Other refugees are housed in schools and other public buildings in the region, said Benoit Carpentier, communication coordinator for the International Federation of the Red Cross and Red Crescent.
However, transportation home for refugees is still lacking, Mr Carpentier said. "There are more people than there are solutions. And we don't know how many people are still waiting on the Libyan side," he said.
One stranded refugee in a bind was Delouar Hussain, 29, a Bangladeshi construction company foreman who entered Tunisia yesterday after waiting for three days on the Libyan side of the border, who said he was uncertain of how he would get home.
"And on the way here, soldiers and police at checkpoints took my phone memory card, my phone, my money - everything," said Mr Hussain, echoing a common complaint among refugees at Ras Ajdir.
Most refugees are foreign workers in Libya who are fleeing violence as anti-government protests have accelerated into armed revolt against Colonel Qaddafi. Security forces have repeatedly opened fire on protesters in several cities, according to witnesses cited by news media.
"I couldn't even go outside my house to buy food because the shops were mostly closed, and I might have been killed in the fighting," Mr Hussain said. "I only left Bangladesh to work and send money to my family."
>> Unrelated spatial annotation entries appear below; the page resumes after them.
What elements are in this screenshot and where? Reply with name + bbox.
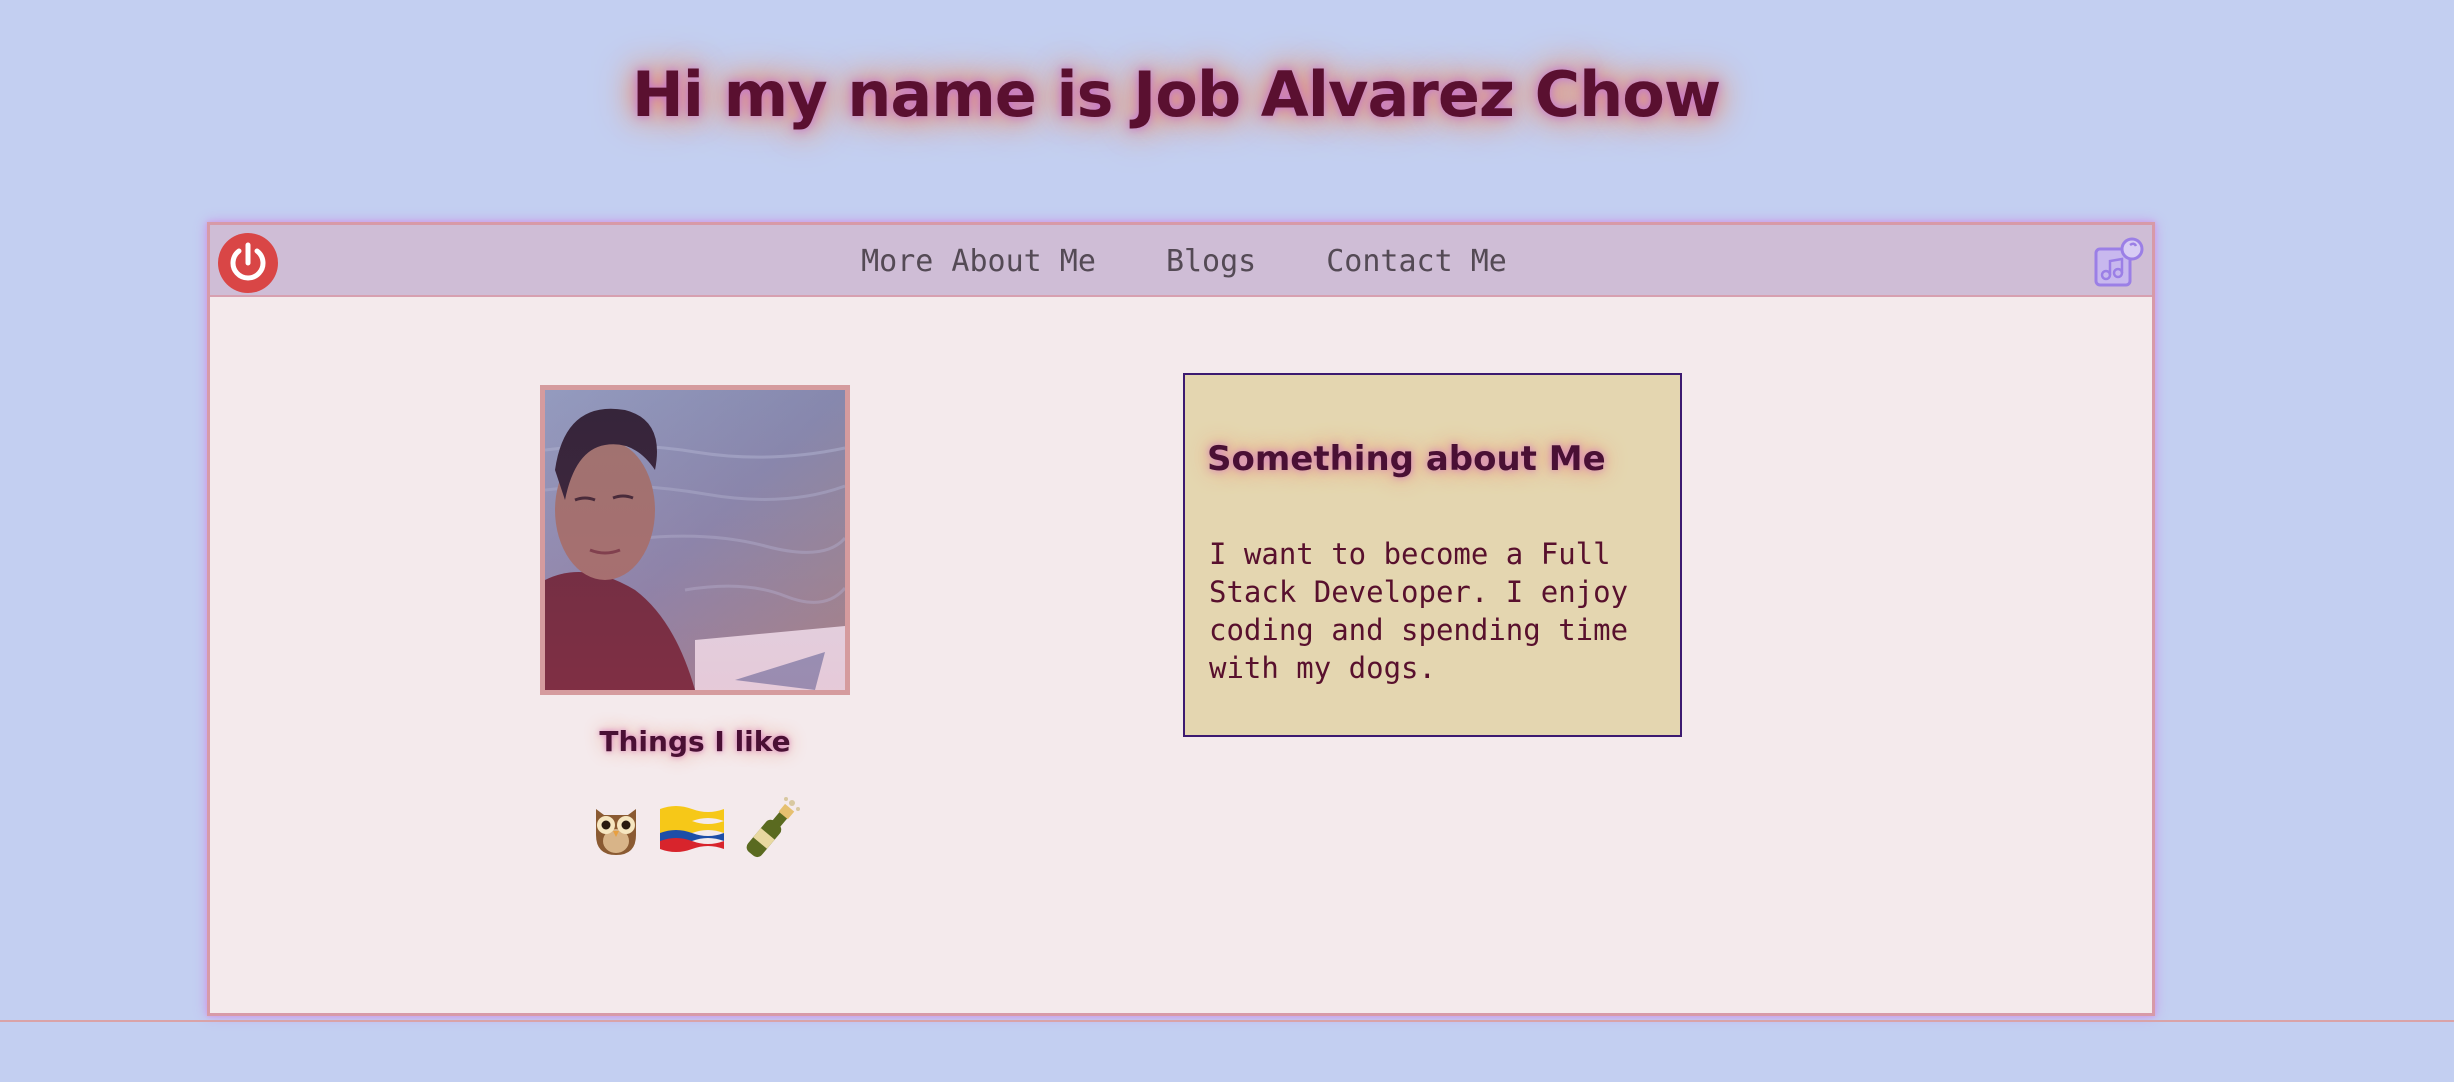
about-card: Something about Me I want to become a Fu… <box>1183 373 1682 737</box>
main-window: More About Me Blogs Contact Me Things I … <box>207 222 2155 1016</box>
likes-title: Things I like <box>599 725 791 758</box>
page-title: Hi my name is Job Alvarez Chow <box>631 58 1721 131</box>
music-button[interactable] <box>2090 235 2146 289</box>
likes-emoji-row <box>540 795 850 865</box>
nav-link-blogs[interactable]: Blogs <box>1160 244 1256 279</box>
colombia-flag-icon <box>660 806 724 852</box>
about-text: I want to become a Full Stack Developer.… <box>1209 537 1629 685</box>
nav-links: More About Me Blogs Contact Me <box>210 225 2152 297</box>
music-icon <box>2094 237 2144 287</box>
page: Hi my name is Job Alvarez Chow More Abou… <box>0 0 2454 1082</box>
profile-photo <box>540 385 850 695</box>
navbar: More About Me Blogs Contact Me <box>210 225 2152 297</box>
about-title: Something about Me <box>1207 439 1606 479</box>
divider <box>0 1020 2454 1022</box>
owl-icon <box>596 809 636 855</box>
nav-link-more-about-me[interactable]: More About Me <box>855 244 1096 279</box>
nav-link-contact-me[interactable]: Contact Me <box>1320 244 1507 279</box>
champagne-bottle-icon <box>746 797 800 858</box>
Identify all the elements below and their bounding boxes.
Colonel Qaddafi has denied that his regime has used violence to quell protests and blames unrest on al Qa'eda and foreign meddling in Libya.
A speech by his son, Saif al Islam Qaddafi, on February 20 telling Libyans to beware of foreigners appears to have helped trigger a mass exodus of foreign workers from the country. At least 140,000 people have fled so far into Tunisia and Egypt.
Colonel Qaddafi has lost control of eastern Libya but appears well entrenched in Tripoli, where he enjoys a degree of popular support.
Yesterday, the leader's forces attacked the coastal city of Brega, held by rebels who have begun to organise an opposition government in the city of Benghazi, Libya's main commercial centre after the capitol, Tripoli.